The only issue that worried me at that time, was the fact that I noticed a really big performance difference between Acceptance- and Integration-environment. "Acceptance" responded 7 times slower than "Integration", although "Acceptance", according to engineering was a 1:1 copy of the final system, running on several nodes, while "Integration" only ran on 1 node. How can that be? When another tester reported, he couldn't confirm my discovery, I repeated my tests several times on both environments, each time confirming my previous conclusion. During this analysis I suddenly got another email from the sysadmin telling me that now also on the final system, the migration had been completed. Great...! Now I couldn't do the "baseline grabbing" on the final system either. All I could do was to compare the good looking Acceptance with the final system. The problem was that the two results were different, very different. 20 test cases failed. After some investigation I found the reason for 19 failed test cases.
Those "negative" test cases each expected an empty response (because they got empty response from all other test environments), but got valid data from production. After a short analysis this could be explained with the fact that not all data was copied from the final system to the test environments. Fine, but we were still left with 1 failed test where the final system returned a slightly shorter response than all the other environments did. After reporting the results (now I had the names of the involved people), the managers suddenly got nervous, and I mean really nervous. They wanted an exact explanation which we couldn't provide in such a short timeframe.
The managers decided to stop this exercise and instructed Engineering to roll-back. The suggestion of the team to start the test from scratch, this time giving testers a chance to collect initial state of the system and then compare the data of the same system after migration, didn’t get through anymore although this whole procedure wouldn't take more than 30 minutes. To my opinion, this decision was wise, given the circumstances that the communication and coordination of this test wasn't optimal.
At the end, what confused me, is this: I was instructed to do only 5 tests, I actually executed 300 and it ended up with one minor abnomaly. What would the decison have been if I only executed the other 299 that passed?
The other vexing scenario is that after I got the confirmation that the system was rolled-back, none asked me to test the rolled-back system.

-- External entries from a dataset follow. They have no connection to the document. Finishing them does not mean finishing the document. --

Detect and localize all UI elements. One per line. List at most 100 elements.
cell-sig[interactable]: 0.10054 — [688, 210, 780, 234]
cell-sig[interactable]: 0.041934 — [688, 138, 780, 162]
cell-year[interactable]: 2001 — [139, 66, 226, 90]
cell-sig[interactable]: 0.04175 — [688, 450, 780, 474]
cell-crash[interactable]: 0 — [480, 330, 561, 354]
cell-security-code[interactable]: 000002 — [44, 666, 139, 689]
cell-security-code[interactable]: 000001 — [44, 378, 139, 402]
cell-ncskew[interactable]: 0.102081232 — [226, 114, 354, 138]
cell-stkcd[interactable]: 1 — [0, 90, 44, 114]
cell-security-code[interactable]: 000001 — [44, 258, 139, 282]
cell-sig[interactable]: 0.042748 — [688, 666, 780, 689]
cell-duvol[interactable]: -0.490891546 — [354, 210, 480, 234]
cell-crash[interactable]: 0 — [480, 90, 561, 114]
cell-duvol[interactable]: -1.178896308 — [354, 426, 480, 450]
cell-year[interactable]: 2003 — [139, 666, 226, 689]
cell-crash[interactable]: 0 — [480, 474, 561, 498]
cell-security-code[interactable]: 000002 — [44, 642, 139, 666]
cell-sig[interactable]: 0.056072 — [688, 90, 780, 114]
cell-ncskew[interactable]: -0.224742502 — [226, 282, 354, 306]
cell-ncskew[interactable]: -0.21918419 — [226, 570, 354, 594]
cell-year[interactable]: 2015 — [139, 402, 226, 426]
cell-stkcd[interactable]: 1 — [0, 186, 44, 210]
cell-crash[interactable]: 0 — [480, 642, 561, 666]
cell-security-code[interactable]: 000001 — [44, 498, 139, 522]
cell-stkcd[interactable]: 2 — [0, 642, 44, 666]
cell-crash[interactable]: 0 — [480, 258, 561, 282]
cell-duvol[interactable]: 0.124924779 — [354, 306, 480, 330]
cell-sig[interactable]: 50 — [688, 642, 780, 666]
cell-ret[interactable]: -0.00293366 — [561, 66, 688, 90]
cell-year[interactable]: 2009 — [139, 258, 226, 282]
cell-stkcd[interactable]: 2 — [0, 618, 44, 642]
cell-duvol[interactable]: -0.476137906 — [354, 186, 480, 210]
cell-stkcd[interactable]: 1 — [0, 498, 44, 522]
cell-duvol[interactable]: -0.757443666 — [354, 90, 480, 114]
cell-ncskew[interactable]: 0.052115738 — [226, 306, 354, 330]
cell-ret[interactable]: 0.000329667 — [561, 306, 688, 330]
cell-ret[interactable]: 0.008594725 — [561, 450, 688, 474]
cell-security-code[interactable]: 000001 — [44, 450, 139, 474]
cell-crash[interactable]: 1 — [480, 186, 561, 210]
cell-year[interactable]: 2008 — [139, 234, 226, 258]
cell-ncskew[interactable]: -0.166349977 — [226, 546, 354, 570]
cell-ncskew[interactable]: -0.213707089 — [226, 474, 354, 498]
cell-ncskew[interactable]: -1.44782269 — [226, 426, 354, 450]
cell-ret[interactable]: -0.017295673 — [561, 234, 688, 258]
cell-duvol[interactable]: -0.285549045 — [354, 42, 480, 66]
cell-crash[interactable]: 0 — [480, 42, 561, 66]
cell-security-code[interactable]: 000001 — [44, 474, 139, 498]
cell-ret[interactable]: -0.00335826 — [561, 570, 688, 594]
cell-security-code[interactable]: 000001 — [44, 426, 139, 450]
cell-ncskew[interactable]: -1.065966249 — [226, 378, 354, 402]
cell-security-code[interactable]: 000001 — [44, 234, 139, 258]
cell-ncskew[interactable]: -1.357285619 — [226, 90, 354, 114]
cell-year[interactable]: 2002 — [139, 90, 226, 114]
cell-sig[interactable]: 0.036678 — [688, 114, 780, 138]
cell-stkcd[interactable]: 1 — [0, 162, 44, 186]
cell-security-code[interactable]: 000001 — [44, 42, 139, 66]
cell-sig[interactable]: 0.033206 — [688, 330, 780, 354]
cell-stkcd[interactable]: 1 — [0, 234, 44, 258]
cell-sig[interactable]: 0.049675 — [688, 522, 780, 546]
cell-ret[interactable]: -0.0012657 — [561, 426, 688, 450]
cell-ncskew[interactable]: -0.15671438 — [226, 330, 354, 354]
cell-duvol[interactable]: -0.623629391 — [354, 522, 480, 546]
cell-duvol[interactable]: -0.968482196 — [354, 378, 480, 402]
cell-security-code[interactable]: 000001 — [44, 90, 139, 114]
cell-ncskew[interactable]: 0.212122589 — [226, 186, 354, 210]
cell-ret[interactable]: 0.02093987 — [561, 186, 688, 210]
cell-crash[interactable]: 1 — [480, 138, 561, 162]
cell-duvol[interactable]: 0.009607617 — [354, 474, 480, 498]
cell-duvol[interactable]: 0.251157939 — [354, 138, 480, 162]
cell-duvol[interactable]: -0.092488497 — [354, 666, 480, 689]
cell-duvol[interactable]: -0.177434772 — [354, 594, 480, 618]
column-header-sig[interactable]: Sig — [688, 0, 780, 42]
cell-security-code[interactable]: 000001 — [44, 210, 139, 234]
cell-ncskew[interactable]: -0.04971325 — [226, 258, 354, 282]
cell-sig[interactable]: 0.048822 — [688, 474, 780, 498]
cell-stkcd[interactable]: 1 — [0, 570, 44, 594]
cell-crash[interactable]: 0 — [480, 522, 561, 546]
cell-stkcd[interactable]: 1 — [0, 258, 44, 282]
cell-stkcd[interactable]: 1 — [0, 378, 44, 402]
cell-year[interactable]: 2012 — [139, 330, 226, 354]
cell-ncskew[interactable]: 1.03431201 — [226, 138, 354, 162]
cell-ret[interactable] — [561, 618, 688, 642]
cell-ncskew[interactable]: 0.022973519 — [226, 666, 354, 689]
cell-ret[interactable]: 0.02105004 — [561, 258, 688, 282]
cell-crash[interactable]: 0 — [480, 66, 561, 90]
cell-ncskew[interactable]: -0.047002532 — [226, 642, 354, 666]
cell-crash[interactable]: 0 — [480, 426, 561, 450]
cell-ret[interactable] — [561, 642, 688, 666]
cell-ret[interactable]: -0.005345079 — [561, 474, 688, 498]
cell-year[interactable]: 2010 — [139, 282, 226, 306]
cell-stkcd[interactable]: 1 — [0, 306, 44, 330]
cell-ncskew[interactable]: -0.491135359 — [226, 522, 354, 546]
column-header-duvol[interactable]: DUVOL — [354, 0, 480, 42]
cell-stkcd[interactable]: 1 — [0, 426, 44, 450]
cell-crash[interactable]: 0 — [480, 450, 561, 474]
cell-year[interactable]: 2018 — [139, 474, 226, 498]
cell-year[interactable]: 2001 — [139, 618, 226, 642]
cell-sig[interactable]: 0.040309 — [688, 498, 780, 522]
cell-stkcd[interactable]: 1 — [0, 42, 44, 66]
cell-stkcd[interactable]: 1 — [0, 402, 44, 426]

After spending so much energy in summarizing this excercise I should of course spend a moment and look at myself. How could I have prevented such situation to end up like this? Probably it helped if I started to collect the initial state before the official test started, and – despite the fact that I wasn't involved in any planning/organization meetings/emails/telco, I could still have published my approach of testing to the people of whom I assumed, may be involved. If I had taken the chance to publish my approach of testing the migration/patch before, it may have helped driving the test into a different direction.